トップページ > 杉コラム > 1.吉野の樽丸づくり
杉コラム

1 かつては吉野の主力製品 樽丸

「樽丸」とは、樽をつくる木の材料のことです。吉野杉から作った「クレ」と呼ばれる酒樽の側板になる板材を、運搬のために竹の輪の中に詰め込んだ丸い形から「樽丸」と呼ばれるようになりました。酒樽をはじめとする樽丸の側板には古くから吉野杉が使われ、吉野地方で大量に製造されていました。樽丸は酒造が盛んだった兵庫県の灘や伊丹などで好まれました。吉野杉の樽丸材は「色良し、香り良し、年輪が均一、無節」の優れものだったからです。
現在は瓶などの代用品が出回り、飾り用化粧樽や祝い事などにわずかに需要があるほどですが、江戸時代後期~明治時代には吉野林業を代表する生産品となり、最盛期には吉野林業そのものが「樽丸林業」と呼ばれていました。
樽丸とクレ
樽丸とクレ
「クレ」と呼ばれるのが酒樽の側板材料。
これを遠方まで運びやすいように丸く束にした荷物が「樽丸」である。

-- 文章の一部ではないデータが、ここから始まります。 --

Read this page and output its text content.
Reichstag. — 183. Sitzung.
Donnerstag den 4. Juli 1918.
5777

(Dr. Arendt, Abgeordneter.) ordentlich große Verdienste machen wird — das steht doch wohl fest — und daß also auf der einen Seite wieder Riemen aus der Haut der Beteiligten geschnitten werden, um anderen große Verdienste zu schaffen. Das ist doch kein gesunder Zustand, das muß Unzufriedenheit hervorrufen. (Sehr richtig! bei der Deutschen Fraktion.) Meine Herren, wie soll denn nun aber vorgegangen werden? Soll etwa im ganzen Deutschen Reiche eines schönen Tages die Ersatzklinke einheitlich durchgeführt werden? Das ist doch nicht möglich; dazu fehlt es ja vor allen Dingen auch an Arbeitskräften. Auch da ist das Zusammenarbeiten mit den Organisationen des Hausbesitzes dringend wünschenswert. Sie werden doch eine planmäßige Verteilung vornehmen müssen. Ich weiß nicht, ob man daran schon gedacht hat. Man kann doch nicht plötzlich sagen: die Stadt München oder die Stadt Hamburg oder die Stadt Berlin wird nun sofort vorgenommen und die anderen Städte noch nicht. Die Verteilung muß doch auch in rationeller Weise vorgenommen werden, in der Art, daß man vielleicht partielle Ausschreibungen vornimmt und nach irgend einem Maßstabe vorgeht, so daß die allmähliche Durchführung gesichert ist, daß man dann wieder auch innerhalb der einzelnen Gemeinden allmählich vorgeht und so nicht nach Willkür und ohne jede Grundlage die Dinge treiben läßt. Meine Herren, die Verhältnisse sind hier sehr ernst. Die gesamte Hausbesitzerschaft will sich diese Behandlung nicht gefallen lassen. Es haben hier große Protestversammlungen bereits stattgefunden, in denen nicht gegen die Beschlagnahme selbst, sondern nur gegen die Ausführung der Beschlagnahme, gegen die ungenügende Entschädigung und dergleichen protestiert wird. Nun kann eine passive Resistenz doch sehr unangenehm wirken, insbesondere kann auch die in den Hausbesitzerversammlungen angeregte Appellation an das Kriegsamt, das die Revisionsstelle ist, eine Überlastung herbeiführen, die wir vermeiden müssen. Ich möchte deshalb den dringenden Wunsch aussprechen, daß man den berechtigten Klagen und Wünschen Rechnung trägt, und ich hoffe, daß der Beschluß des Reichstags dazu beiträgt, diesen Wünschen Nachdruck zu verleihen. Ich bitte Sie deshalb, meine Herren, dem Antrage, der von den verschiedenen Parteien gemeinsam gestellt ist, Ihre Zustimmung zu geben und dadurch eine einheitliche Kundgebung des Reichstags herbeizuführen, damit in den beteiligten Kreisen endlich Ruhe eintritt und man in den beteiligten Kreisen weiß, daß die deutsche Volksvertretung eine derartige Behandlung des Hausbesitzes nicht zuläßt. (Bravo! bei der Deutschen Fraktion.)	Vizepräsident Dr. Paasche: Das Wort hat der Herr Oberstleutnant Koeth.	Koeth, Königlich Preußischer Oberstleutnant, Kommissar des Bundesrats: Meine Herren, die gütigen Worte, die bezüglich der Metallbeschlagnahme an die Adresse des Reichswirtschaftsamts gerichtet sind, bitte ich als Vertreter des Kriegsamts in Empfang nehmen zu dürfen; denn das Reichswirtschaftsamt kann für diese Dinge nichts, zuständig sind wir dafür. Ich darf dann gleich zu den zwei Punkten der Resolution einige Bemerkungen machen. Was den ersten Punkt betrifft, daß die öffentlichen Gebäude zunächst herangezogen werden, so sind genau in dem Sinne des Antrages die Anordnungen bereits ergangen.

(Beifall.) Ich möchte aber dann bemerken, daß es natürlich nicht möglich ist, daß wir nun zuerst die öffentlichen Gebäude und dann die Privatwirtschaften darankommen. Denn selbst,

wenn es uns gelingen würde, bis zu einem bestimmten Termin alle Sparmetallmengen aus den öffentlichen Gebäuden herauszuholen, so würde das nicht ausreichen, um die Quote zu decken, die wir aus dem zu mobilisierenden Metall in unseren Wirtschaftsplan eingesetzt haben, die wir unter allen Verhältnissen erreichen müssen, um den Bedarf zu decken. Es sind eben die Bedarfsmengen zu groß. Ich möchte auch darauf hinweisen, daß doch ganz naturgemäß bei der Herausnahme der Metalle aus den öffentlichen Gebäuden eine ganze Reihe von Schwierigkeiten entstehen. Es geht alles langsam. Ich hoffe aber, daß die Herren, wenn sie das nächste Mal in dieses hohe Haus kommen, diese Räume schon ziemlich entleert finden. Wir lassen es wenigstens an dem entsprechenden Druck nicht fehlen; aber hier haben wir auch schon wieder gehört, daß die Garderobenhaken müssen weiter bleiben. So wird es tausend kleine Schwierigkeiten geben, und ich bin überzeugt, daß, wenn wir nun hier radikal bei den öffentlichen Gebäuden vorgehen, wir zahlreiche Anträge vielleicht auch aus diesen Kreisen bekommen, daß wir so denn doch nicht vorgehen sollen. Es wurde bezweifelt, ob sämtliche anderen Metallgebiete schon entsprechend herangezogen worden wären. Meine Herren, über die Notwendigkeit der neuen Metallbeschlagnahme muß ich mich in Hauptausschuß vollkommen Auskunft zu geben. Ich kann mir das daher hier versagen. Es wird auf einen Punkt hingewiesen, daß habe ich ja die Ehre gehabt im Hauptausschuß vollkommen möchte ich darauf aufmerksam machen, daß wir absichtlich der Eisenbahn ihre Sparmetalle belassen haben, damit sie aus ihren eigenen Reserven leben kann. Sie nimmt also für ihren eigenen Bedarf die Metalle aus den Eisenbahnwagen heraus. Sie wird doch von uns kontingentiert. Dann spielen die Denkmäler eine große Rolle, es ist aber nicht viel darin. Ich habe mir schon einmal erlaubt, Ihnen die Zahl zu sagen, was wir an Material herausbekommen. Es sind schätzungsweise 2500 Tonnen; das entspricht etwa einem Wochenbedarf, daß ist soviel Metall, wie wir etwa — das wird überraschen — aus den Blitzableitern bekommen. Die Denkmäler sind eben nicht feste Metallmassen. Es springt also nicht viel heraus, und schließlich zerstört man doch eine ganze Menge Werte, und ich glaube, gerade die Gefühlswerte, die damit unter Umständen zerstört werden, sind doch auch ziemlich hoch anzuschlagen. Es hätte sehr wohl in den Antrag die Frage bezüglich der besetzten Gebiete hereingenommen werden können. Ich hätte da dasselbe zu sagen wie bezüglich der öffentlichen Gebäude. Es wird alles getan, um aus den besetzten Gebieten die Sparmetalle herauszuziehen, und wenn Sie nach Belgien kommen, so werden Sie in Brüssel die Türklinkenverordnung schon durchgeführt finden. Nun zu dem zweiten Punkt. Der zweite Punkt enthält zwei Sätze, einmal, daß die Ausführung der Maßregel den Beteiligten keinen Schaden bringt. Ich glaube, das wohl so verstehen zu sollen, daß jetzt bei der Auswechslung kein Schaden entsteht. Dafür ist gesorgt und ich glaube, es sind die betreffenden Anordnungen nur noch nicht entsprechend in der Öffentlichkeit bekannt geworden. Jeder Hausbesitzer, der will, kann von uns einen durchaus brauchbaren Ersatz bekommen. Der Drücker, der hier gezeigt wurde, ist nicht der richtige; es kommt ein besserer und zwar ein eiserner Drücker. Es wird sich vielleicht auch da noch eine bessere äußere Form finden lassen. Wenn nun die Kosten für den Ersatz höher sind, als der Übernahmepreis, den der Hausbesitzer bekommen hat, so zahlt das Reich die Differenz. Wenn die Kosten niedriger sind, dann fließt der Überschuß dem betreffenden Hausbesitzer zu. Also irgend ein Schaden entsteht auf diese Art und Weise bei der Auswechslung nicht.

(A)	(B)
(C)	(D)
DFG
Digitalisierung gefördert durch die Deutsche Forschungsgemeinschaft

吉野で生産された樽丸は、兵庫県など酒造が盛んな地域の職人さんの手によって、樽へと作られている。
吉野杉酒樽
お酒がもれない工夫
できあがった酒樽はかつて江戸まで船で運ばれていた。途中で中のお酒がこぼれることのないように、しっかりと竹の輪で締めておく必要がある。
年輪が密な吉野杉は、竹で強く締めたときにも割れない強度を持っている。
板目の方向に割るのは、ちゃんと理由がある。ちょうど秋~冬に成長したかたい年輪(冬目)が外に水分が抜けてしまうのを防いでくれるのだ。
酒樽
樽丸材としての条件
目合い(年輪)が緻密、無節であること。
一枚の板に最低6~8本の年輪が入っていること。
また、樽の使用用途によって使用する木材品質なども細かく分類されている。例えば、樽酒の容器には源平(甲付)を使う。これは、源平、つまり赤身と白太の間にある「白線体」がアルコールが外に漏れるのを防いでくれるためだ。
樽丸ができるまで

吉野でも樽丸職人はわずかになりましたが、今も川上村で樽丸の製作に取り組む春増様を訪ねてお話をうかがいました。酒樽の一般的な大きさである四斗樽(高さ56×直径55cm)用の樽丸づくりを見学させていただきます。

樽丸ができるまで
樽丸用に選木した木に、木取りをする。

樽丸ができるまで
使う道具は大包丁と小包丁。

(1)大割り
色の良い木を選び、約55cmの背に小伐った丸太を、大割り包丁と木槌を用いてミカン割りに割る。 
現在は油圧式の機械を使っておおまかに割るところが多い。

樽丸ができるまで

(2)小割り
芯からさらに小割包丁で割り込を入れ、年輪にそって割っていく。

このとき赤身と白太が混じった源平の部材は”甲付”とよばれる。甲付は真ん中に白線体という層があり、アルコールを通しにくい性質があるため酒樽によく利用されるそうだ。

樽丸ができるまで
樽丸ができるまで

3)削る
「セン」と呼ばれる削り包丁で、元末が同じ厚みになるように美しく削りあげる。これで樽丸の素材が完成。

樽丸ができるまで

樽丸ができるまで
削り作業に欠かせないのが、右上写真の
「内セン」と「外セン」という刃物。
これで形を微妙に調整していく。

(4)乾燥
できた樽丸材は、約6カ月間 乾かして出荷される。